Through the Ninth’s eyes, he directed her focus to the way the Lyctor was fending her off, to how Gideon might find a way around her. A day ago—an hour ago—he would not have known how to look for holes in the Lyctor’s defenses, or how to recommend movements to a woman who had been fighting for her entire life. Now he did; Gideon parried a thrust from the Lyctor and fell into a slide past her, across the floor. She nearly hit a patch of bony spikes, but Palamedes melted them before she could. He reformed them smoothly, easily, into a flexible springboard. Gideon rolled to her feet, and before the Lyctor could turn to react, she sprinted for it, slammed herself onto it, and rocketed herself towards the Lyctor with her sword out. Palamedes directed all her attention towards the tumor, which had tripled in size under his influence and which was now no doubt robbing the Lyctor of a great deal of her thalergy in her attempts to combat it.
The two-hander sailed through the mass as though it was so much paper, splitting it in two and making the Lyctor howl in pain. Palamedes guided Gideon’s hands upward, not that he needed to do much, and Gideon took over as she braced her arms and forced her sword through the Lyctor’s spine. The bones, corrupted and weakened by the Reverend Daughter’s work, made a horrible crunch , and the Lyctor screamed again.
The momentum of the jump carried Gideon into the Lyctor, and the two fell together into a tangle on the floor. Palamedes excused himself from Gideon’s senses, and when he looked over, he could see them. There they lay, one exhausted and one dead, pinned to the floor like a butterfly under glass.

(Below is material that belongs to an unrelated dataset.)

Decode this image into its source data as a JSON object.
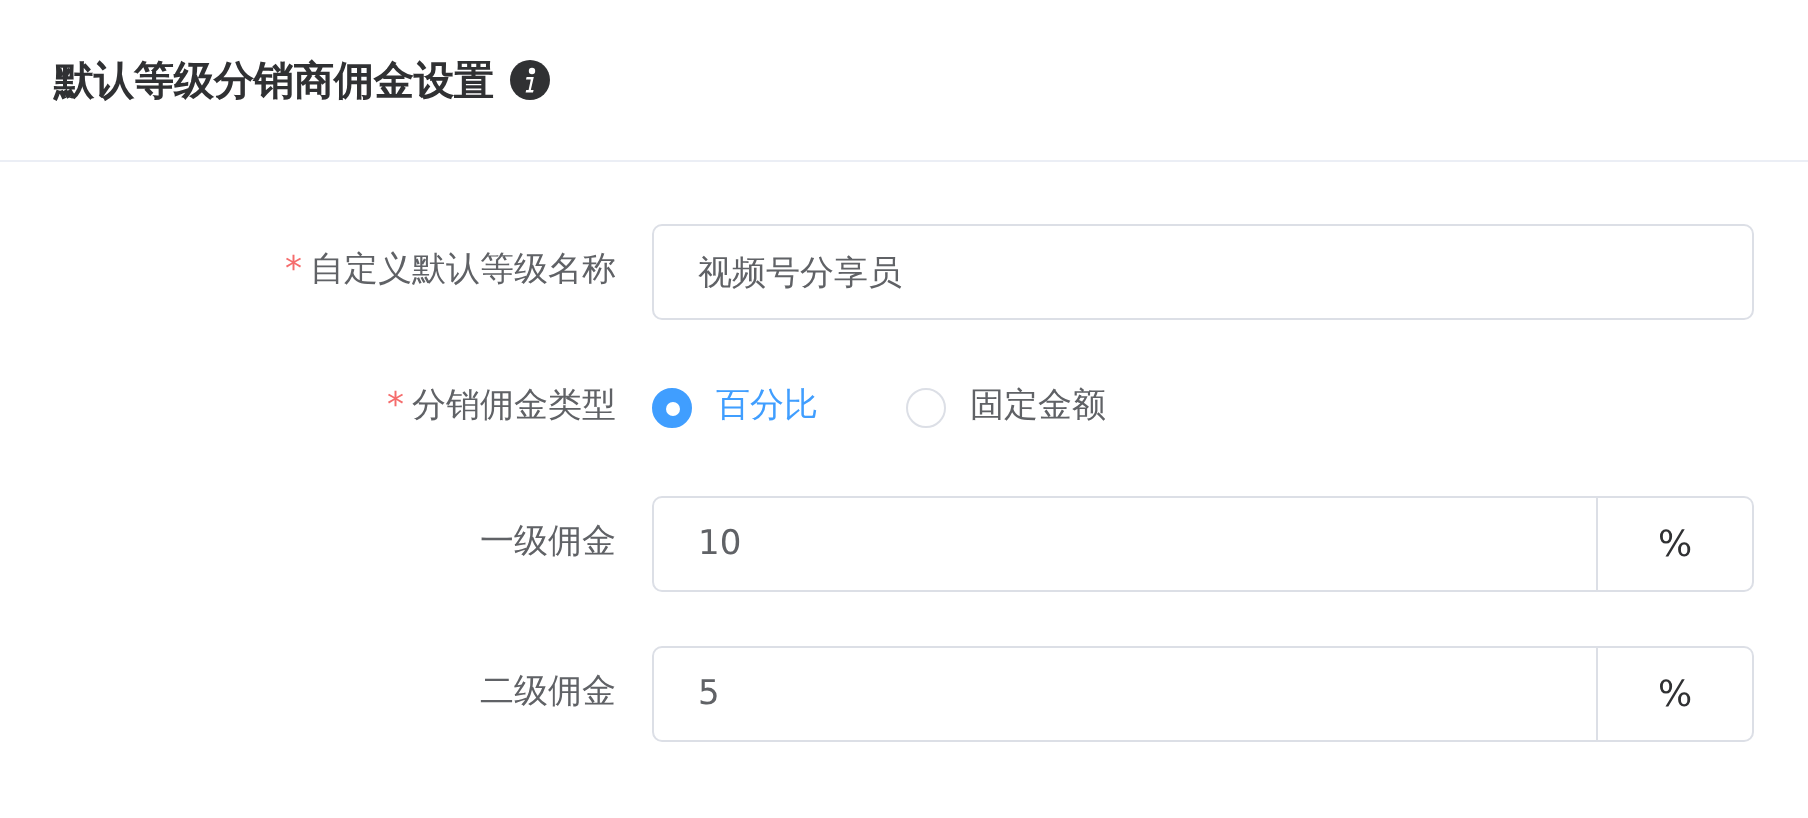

Gideon didn’t immediately pull her sword out of the body. Instead she rolled away and fell to her knees, pounding the floor in grief and rage. “Fuck, fuck, fuck!” she cried. “Fuck! No!” She screamed herself hoarse there, any vow of silence long forgotten, absolutely distraught.
Palamedes wanted to go to her. They’d both gotten some sort of vengeance—her for her necromancer, him for Dulcinea—but neither of them had gotten any justice, and Cam had died for them to do it. It would be a cold sort of comfort, to hug Gideon and to be hugged and to know what their lives had cost, but it would be a comfort.
But he couldn’t seem to get to his feet. He got as far as sitting before he had to give up and prop himself against rubble, wrap his arms around himself, and choke down sobs. He was tired, and he hurt all over. There was a furnace roaring somewhere deep inside him, and he did not know whether he ought to snuff it out, bank its embers, or let it roar. Even if he had known which to choose, he would not know how to accomplish any of them.
“The projection was a good trick,” said Cam from somewhere over his left shoulder. He didn’t turn. If he didn’t turn, he could pretend she was simply standing where she always stood: half a step behind him.